Monday, June 09, 2008

PHOENICIAN DOG?
Burglar makes the mistake of choosing 22-stone mastiff's home

By Chris Brooke (Daily Mail)
Last updated at 8:54 AM on 09th June 2008

Of all the gardens in all the world, the thief had the bad luck to break into the one where Cromwell was peacefully gnawing on his bone.

The three-year-old English mastiff is a gentle pet. But his breed are also born guard dogs - and big ones at that.

Only the thief and Cromwell know exactly what happened next.
Enlarge Cromwell, his owner George Watson and the burglar's torn shirt

But it can't have been friendly, as the dog's owner heard a 'scream, a roar and a commotion' from the back garden.

George Watson, 43, had been having a bath and ran outside in his towel, to see the thief zooming off down the driveway in his van.

Apart from a very agitated dog, the only evidence the man left behind was the torn Tshirt.

[...]
Okay, not the usual PaleoJudaica fare, but this next bit caught my eye:
The breed now known as the English mastiff was brought to this country by Phoenician traders as early as the 6th century BC.

After the Roman invasion, they were used to fight in arenas against other large animals such as lions.
I didn't know the mastiff had a Phoenician connection, but the claim is certainly widely made on the Internet. The sentence above is a bit too telegraphic - the Phoenicians certainly didn't bring the dog directly to Britain - but here's a more detailed account:
These ancient mastiffs, whatever their origins and prey, are believed to have been the ancestors of the later war-dogs and sheepdogs for which ancient Epirus and Sparta were to become so famous. Molossia, a country in Epirus (located on what is now the Western coast of the Greek mainland), gave rise to the term "Molosser," which was the name given to the famous mastiffs of that region and which is still used to refer to members of the mastiff family.

Phoenicians traveling to Italy and on to Spain and France are thought to have carried these guarding dogs with them, perhaps selling them along with sheep and goats to herdsmen in those areas. By this time there were already reported differences in the ancient mastiffs. A number of sources available today refer to the early difference that developed between the white, longer muzzled, graceful "shepherd's" dog and the darker, heavier, dog used for protection and for war (Raulston). Both Strang and von Stephanitz report that Columella, a Roman writer, in about the year 60 AD in De Re Rustica describes two types of guard dogs: the white, swift sheep guarding dog or shepherd's dog and the dark colored, heavy farm guard dog. These early imports from Asia Minor to the Pyrenees were certainly of the first type and were the basis for the breed we now know as the Great Pyrenees.

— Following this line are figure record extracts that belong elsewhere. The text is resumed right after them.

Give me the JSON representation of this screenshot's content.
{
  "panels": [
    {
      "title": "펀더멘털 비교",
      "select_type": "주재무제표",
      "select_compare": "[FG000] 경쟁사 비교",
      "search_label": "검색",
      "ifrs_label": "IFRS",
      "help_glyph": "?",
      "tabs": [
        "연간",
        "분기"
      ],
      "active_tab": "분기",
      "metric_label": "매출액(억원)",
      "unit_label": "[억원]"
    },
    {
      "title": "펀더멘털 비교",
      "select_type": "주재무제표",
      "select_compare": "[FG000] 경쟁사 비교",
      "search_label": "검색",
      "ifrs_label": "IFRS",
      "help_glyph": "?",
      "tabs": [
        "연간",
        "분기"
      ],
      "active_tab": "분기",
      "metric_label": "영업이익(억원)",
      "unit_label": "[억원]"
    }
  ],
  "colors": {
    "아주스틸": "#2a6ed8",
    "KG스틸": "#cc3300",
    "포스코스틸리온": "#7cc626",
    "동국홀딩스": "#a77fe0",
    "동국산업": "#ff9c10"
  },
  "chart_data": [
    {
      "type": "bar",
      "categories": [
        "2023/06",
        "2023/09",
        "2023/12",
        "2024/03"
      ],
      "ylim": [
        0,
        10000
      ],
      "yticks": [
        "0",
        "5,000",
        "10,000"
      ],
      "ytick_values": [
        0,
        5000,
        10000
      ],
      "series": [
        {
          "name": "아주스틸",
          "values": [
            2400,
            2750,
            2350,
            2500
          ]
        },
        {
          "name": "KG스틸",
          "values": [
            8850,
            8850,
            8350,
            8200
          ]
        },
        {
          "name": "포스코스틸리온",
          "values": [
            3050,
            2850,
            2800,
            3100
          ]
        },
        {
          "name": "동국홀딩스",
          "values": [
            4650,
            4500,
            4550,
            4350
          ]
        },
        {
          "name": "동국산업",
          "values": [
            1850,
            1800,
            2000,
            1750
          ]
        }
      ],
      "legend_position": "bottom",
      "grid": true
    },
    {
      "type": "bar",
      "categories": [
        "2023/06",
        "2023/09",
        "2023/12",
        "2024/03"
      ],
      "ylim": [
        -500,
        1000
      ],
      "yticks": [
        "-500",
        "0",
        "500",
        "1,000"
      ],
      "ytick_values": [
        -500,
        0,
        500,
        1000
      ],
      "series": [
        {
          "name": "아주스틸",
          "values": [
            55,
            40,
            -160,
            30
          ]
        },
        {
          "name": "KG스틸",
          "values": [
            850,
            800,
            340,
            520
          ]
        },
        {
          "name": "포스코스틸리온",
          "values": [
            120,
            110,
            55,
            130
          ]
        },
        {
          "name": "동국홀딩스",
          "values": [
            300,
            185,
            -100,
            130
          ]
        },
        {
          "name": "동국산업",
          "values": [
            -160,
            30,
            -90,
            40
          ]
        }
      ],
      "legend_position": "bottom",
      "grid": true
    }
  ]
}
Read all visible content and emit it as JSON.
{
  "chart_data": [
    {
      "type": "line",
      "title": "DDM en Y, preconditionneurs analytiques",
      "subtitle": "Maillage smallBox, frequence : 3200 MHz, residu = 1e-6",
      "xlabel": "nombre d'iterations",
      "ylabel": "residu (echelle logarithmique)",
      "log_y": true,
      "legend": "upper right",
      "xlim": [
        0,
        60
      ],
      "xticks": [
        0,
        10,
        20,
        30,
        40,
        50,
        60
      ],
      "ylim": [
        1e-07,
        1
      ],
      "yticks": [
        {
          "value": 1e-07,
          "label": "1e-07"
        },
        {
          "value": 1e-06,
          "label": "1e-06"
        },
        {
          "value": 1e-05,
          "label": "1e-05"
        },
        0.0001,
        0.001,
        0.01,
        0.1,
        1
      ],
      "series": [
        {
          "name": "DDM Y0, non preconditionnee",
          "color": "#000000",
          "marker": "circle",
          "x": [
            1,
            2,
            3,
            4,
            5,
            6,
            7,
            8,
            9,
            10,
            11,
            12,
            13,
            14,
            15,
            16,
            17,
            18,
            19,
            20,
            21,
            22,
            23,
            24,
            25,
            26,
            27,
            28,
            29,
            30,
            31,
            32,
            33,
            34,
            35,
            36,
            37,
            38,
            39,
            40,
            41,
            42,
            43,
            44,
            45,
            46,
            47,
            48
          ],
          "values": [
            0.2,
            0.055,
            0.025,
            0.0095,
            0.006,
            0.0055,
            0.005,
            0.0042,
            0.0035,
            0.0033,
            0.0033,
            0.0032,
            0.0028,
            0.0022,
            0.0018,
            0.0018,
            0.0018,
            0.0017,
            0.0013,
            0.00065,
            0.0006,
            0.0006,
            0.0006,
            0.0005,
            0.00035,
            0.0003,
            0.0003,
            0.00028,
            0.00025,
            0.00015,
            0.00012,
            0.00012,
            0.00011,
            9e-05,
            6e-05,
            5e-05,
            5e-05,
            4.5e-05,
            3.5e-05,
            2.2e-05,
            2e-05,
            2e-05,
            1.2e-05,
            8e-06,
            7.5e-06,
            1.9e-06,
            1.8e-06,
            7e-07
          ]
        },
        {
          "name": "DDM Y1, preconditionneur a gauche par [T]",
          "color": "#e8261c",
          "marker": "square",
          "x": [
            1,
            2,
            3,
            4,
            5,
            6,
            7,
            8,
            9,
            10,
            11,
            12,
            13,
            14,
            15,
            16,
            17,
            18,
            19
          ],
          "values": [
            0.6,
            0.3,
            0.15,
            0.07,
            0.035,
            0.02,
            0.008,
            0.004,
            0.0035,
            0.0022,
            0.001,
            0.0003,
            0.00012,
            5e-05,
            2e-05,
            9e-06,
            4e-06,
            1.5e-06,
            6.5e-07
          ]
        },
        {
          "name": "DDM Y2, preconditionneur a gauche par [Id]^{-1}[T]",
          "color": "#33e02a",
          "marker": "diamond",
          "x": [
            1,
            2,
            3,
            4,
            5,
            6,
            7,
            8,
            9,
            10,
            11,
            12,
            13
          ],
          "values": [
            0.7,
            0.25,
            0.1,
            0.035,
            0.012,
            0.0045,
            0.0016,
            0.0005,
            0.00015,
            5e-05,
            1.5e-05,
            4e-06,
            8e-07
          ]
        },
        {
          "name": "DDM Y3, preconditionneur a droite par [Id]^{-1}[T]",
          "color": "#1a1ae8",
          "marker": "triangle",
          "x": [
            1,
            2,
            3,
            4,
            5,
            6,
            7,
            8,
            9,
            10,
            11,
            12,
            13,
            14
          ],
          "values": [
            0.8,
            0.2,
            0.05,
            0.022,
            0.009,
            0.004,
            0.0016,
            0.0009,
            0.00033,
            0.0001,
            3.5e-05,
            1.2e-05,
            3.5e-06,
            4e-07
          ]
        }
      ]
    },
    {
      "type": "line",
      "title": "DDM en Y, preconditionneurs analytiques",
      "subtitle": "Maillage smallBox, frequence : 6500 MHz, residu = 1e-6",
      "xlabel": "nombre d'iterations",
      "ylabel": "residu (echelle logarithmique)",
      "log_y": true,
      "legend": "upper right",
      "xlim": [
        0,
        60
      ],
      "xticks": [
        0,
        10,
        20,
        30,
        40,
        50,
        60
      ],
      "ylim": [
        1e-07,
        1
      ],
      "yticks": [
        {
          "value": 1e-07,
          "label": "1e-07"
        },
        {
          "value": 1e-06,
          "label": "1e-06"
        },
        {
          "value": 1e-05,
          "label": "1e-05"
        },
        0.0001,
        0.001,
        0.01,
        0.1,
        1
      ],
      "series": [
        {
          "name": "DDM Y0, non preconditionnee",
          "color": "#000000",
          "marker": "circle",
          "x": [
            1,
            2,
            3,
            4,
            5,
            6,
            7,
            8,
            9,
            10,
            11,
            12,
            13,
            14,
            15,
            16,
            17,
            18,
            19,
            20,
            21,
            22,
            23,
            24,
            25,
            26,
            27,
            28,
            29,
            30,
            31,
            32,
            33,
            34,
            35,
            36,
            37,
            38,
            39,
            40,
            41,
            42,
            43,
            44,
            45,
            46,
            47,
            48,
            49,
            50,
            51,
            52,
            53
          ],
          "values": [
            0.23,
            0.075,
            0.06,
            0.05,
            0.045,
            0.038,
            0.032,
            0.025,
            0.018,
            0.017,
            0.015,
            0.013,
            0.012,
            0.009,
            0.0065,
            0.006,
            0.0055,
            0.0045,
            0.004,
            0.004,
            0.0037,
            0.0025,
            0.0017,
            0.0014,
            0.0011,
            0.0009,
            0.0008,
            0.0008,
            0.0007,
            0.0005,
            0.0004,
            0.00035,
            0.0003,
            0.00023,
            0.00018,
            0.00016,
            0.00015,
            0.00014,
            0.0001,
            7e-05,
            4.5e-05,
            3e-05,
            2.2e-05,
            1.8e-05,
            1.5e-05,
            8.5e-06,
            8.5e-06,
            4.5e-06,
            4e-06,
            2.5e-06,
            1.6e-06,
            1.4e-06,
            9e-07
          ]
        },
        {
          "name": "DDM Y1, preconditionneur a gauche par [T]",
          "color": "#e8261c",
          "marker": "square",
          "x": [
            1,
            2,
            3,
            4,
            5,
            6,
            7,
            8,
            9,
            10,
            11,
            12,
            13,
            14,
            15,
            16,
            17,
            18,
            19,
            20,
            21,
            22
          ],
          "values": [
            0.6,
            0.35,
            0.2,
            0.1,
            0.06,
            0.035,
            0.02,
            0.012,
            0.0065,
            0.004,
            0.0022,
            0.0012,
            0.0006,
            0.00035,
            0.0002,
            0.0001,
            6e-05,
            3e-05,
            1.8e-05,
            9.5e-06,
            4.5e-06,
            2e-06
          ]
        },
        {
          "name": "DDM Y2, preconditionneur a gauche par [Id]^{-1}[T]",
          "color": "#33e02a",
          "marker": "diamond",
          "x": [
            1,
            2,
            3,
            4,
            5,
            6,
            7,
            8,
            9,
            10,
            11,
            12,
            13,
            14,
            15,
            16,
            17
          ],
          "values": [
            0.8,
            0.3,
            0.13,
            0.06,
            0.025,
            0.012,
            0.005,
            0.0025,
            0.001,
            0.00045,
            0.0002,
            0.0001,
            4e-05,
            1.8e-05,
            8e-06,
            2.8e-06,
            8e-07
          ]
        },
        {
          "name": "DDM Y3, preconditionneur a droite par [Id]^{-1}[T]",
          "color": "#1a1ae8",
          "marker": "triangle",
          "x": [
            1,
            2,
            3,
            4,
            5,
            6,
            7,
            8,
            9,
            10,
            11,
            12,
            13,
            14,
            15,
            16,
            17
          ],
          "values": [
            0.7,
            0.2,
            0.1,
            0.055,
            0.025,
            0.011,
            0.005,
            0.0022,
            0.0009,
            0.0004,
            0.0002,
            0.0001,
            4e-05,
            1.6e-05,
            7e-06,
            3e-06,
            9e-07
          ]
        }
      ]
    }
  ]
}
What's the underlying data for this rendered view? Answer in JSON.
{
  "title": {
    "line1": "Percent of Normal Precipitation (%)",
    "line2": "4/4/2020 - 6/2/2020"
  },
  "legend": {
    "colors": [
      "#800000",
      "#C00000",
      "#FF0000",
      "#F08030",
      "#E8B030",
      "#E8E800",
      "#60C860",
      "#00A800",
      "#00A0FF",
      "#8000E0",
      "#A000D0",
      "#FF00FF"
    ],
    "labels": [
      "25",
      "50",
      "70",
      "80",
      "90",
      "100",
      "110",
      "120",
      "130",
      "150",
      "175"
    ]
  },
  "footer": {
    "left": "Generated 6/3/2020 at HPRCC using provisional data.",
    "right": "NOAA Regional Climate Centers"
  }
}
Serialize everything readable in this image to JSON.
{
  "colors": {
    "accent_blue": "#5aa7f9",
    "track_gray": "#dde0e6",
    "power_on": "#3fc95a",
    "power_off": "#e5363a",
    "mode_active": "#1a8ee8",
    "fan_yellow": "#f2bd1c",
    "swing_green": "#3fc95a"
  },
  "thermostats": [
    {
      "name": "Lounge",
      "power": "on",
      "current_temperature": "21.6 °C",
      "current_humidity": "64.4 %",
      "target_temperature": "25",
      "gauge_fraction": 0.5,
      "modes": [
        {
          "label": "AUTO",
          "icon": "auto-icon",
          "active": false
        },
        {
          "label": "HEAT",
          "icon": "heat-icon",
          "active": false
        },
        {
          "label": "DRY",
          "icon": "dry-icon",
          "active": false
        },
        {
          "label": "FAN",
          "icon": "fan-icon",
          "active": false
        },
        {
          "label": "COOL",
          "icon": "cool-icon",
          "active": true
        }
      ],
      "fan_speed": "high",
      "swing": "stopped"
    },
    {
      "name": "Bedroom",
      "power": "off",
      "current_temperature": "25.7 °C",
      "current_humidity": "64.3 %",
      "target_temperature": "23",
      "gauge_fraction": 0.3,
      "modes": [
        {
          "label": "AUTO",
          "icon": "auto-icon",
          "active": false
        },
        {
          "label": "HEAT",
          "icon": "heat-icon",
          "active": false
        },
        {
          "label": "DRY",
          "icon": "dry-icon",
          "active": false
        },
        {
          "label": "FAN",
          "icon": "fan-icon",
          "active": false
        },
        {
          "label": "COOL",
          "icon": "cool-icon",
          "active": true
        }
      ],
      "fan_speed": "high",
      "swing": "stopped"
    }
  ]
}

Once the mastiff reached the Roman Empire, they had already been bred to suit special purposes, the first step in the development of "breeds" within a species. The Romans had developed one breed that very closely resembles the Sennenhund or Swiss Mountain Dog of today (Hubbard). In fact, there were no prehistoric Swiss mastiffs, or doggen, prior to the last century BC (Raulston). The Romans took their mastiffs into Gaul, now known as France. Their mastiffs guarded the mountain passes where a few hundred years later the St. Bernard would be found. These early mastiffs also contributed to French breeds like the Dogue de Bordeaux and quite possibly to the many breeds of hounds found in France. To the south, in Italy the Neapolitan Mastiff was born. In Spain, very near the homeland of the Great Pyrenees, the Spanish Mastiff developed. To the north, in Belgium, the feared tracker, St. Hubert's Hound, the ancestor of today's Bloodhound, was developed from the descendants of those fierce hunting dogs of prehistoric times. The retrievers, like the Labrador and the Chesapeake, are thought also to trace to the ancient mastiffs.

From the Alps, the mastiff is thought to have been adopted by the Germanic peoples and then to have traveled to Great Britain with Angles and Saxons. The Great Dane is known as the Deutsche Dogge (or German Mastiff) in most countries today. In Chaucer's day the Middle English words alaunt or alan and alano were also used to indicate early mastiffs. These words may have derived from the word Alani, the name of an Eastern race that lived before the time of Christ in what is now Albania (AKC) or they may have , in fact, been corruptions of the word Allemannni, the Germanic people who invaded France prior to the reign of Charlemagne.
I have no idea how accurate any of this is, but it's interesting.